The authors think so. First, TB in this combined process generates gasification and extensive excavations. That said, INH allows epithelialization of the bronchocavitary junction, allowing a permeable bronchus and the exit of gaseous material that can alter the alveolar walls, triggering bullae. ¹⁰ Second, we prevent future complications from INH penetration into TB granulomas, enhancing immune cell tolerability to high reactive oxygen species loads that cause necrotic cell death. ¹¹ Thirdly, it has an indirect effect on bacterial growth through the regulation of cytokines (IL-1β and TNF) reducing the survival of TB. ¹² On the other hand, there are reports of other anti-TB drugs that are causes of bullae. ¹³

In patients with the presence of bullae, it must be essential to rule out TB, as untimely treatment may induce rapid progression of BLD with significant complications, as was the case in our patient, who developed bilateral tension pneumothorax and bronchopleural fistula.

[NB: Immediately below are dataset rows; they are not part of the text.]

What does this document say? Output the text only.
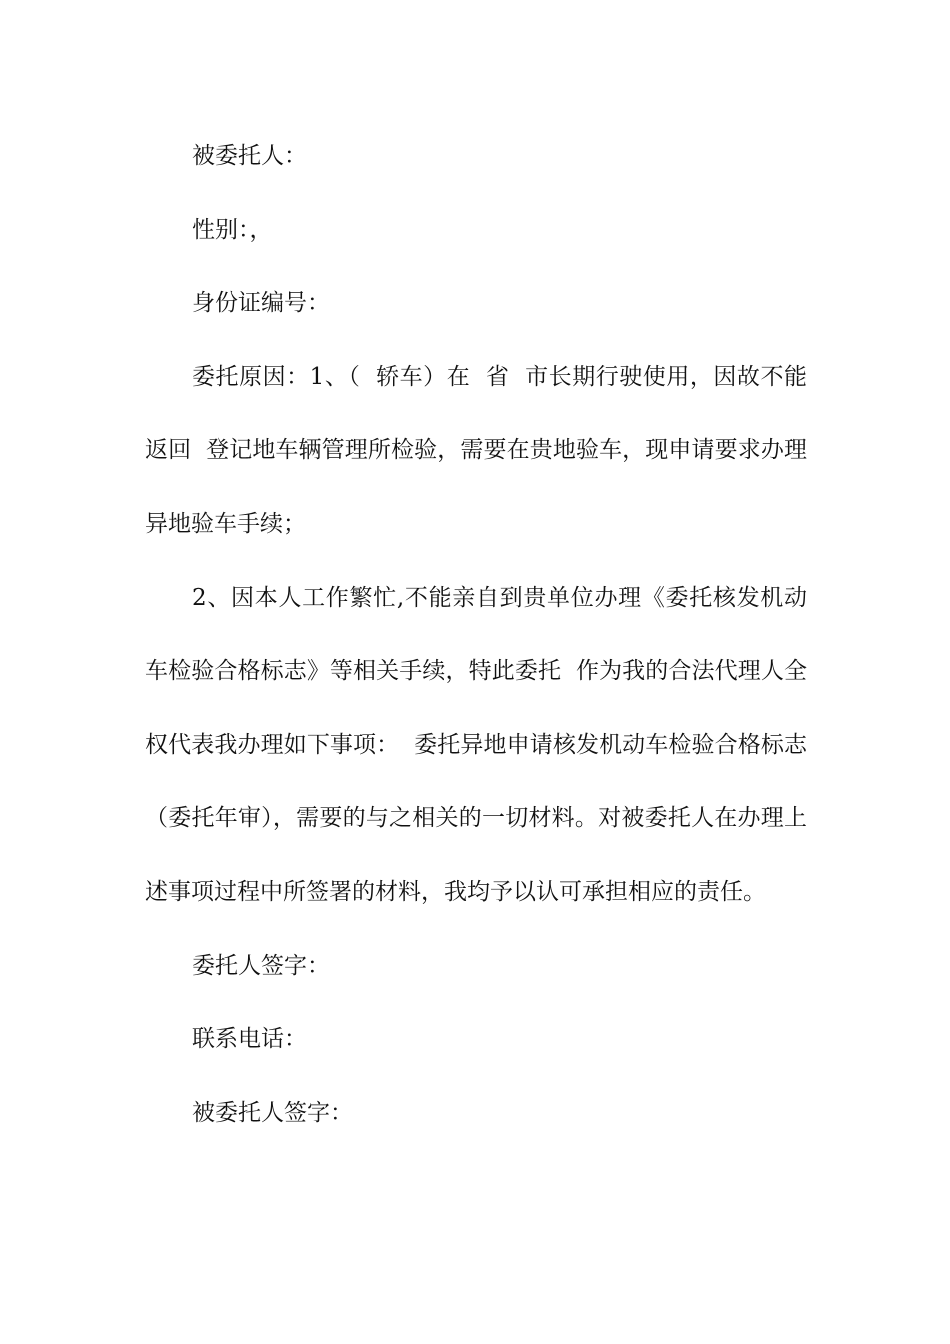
被委托人：

性别：，

身份证编号：

委托原因：1、（  轿车）在  省  市长期行驶使用，因故不能返回  登记地车辆管理所检验，需要在贵地验车，现申请要求办理异地验车手续；

2、因本人工作繁忙,不能亲自到贵单位办理《委托核发机动车检验合格标志》等相关手续，特此委托  作为我的合法代理人全权代表我办理如下事项：  委托异地申请核发机动车检验合格标志（委托年审），需要的与之相关的一切材料。对被委托人在办理上述事项过程中所签署的材料，我均予以认可承担相应的责任。

委托人签字：

联系电话：

被委托人签字：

This could have led to a fatal outcome, with a mortality of more than 50%. ¹⁴ Negative sputum smear results and clinical suspicion should be sufficient to consider bronchoscopy with TB genotyping, as the presence of the TB bacillus in the blisters is reported. ¹⁵

The management of this type of patients must be timely, in our case the placement of a chest tube and negative pressure allows partial expansion of the lung, however, the complication with bronchopleural fistula and repetitive collapses ended up generating a trapped lung. It is certainly challenging to achieve full recovery, so the use of chemical pleurodesis or video-assisted thoracoscopic surgery is suggested, with the possibility of surgical intervention at 3 months after starting anti-TB treatment. ¹⁴

Conclusion

BLD due to TB should be treated early because there is a high risk of bullae rupture, which can cause pneumothorax and be complicated by bronchopleural fistulas. The use of INH should not be contraindicated, as it greatly benefits the treatment of BLD. It is necessary to place a chest tube and negative pressure according to the size of the fistula. Pleurodesis is likely to be required as pneumothorax may recur.